No sábado, 1º, foi concluída a oficina de Direção Teatral; nas próximas semanas, serão ministradas as de Produção Cultural, Figurino e Trilha Sonora

Quase quarenta pessoas participam, durante o mês de julho, do curso Alvenarias Cênicas, oferecido pelo grupo de teatro Finos Trapos. São quatro oficinas técnicas, cujas aulas acontecem no Teatro Carlos Jehovah. A Prefeitura apoia a iniciativa, através da Coordenação Municipal de Cultura.

A primeira oficina, ministrada entre quinta-feira, 29, e sábado, 1º, foi de Direção Teatral. Divididos em cinco grupos, os alunos escolheram textos a partir dos quais desenvolveram cenas de leituras dramáticas.

“Para a nossa felicidade, em Vitória da Conquista a procura foi grande”, comemorou o coordenador de produção do grupo Finos Trapos, Tiago Carvalho. “Pensávamos que ocorreria uma evasão, mas não ocorreu. Os 37 alunos estão conosco. E, para a gente, é uma grande felicidade desenvolver um projeto neste cunho e neste formato na cidade de Vitória da Conquista”, acrescenta Carvalho.

A metodologia das oficinas consiste em desenvolver inicialmente um trabalho teórico para, no último dia da oficina, os alunos mostrarem os resultados práticos. Também será assim nas próximas semanas, quando forem desenvolvidas as oficinas de Produção Cultural, Figurino e Trilha Sonora.

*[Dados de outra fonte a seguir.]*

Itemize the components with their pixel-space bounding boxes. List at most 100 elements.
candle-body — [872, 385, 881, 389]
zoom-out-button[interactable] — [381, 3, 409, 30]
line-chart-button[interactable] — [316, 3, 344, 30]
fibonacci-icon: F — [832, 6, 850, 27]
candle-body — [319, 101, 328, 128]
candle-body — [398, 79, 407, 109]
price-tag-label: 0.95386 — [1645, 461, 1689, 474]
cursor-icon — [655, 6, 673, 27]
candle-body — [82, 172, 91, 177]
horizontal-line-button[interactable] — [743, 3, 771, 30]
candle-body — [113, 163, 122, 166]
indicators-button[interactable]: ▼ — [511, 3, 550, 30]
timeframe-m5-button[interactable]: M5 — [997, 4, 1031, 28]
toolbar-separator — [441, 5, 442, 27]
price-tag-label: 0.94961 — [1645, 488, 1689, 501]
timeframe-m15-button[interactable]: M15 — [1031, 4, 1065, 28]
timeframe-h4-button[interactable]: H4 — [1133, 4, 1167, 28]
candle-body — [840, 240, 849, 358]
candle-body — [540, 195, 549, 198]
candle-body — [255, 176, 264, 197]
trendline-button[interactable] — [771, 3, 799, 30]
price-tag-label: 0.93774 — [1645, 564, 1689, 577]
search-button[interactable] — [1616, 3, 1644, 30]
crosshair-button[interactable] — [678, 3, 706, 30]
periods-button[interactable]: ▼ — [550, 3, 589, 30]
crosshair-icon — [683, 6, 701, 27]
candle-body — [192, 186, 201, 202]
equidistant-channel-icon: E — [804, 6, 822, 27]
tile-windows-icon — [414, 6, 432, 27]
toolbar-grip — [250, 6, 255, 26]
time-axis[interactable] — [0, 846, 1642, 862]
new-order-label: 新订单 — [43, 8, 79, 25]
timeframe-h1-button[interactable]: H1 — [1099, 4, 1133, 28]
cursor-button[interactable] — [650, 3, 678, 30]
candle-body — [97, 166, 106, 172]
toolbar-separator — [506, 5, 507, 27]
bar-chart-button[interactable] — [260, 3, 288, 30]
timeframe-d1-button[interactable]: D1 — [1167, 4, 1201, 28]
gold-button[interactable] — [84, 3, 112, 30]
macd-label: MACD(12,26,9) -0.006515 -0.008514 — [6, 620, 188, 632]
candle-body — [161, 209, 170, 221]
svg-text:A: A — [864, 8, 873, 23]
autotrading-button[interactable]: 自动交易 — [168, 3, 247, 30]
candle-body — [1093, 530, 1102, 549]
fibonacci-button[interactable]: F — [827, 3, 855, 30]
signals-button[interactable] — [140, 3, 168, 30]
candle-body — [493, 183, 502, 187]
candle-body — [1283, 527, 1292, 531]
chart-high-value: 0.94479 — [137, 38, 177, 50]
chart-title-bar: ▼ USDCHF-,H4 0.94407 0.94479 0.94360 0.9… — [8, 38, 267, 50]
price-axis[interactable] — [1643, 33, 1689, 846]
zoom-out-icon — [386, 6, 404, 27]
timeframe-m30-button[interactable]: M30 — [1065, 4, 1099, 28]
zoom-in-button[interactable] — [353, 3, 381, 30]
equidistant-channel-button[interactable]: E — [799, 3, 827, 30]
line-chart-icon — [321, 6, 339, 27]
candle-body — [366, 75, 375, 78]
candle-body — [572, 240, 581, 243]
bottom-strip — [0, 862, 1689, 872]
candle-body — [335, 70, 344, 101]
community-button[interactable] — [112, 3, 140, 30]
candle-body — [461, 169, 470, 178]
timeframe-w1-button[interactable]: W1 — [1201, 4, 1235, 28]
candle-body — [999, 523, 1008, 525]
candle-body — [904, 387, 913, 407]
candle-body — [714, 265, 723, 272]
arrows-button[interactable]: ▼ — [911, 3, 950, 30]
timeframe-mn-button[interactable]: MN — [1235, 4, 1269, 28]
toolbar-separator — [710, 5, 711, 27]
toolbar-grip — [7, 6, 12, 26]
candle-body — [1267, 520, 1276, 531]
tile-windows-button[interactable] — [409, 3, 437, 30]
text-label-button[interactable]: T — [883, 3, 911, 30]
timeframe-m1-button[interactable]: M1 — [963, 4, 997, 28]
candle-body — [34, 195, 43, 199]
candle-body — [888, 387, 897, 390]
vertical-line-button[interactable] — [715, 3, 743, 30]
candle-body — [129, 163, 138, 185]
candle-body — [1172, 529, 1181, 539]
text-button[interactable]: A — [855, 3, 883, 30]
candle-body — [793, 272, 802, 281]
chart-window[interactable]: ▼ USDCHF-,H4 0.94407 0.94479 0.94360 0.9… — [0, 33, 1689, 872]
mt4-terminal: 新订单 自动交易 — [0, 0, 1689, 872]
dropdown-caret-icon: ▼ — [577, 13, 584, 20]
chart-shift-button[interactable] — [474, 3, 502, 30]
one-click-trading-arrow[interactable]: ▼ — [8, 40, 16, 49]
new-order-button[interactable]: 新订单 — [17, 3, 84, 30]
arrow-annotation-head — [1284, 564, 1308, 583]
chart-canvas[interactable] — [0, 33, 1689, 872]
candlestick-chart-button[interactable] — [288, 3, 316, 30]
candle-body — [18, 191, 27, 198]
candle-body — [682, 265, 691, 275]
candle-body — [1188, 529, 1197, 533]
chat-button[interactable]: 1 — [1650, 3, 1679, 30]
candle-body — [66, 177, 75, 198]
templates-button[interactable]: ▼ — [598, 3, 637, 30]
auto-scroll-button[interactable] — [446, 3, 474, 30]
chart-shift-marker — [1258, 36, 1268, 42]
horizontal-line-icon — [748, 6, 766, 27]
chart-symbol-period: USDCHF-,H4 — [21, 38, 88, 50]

Formado pela Escola de Teatro da Universidade Federal da Bahia (Ufba) e trabalhando na área há quinze anos, o professor Eduardo Nunes se matriculou no curso Alvenarias Cênicas em busca de mais experiência. “Eu não sou um iniciante. O que me interessou é justamente porque as oficinas não estão voltadas para a iniciação. Estão voltadas para um público que deseja melhores condições de avanço”, explicou Eduardo, que trabalha em duas escolas da Rede Municipal de Vitória da Conquista.

Além de se matricular, o professor convidou, para se inscreverem, os alunos que participam do grupo de estudos organizado por ele. “Trouxe meus alunos para conhecerem detalhes técnicos sobre direção teatral, produção, organização de enredo e todo o maquinário que envolve a produção teatral”, informou.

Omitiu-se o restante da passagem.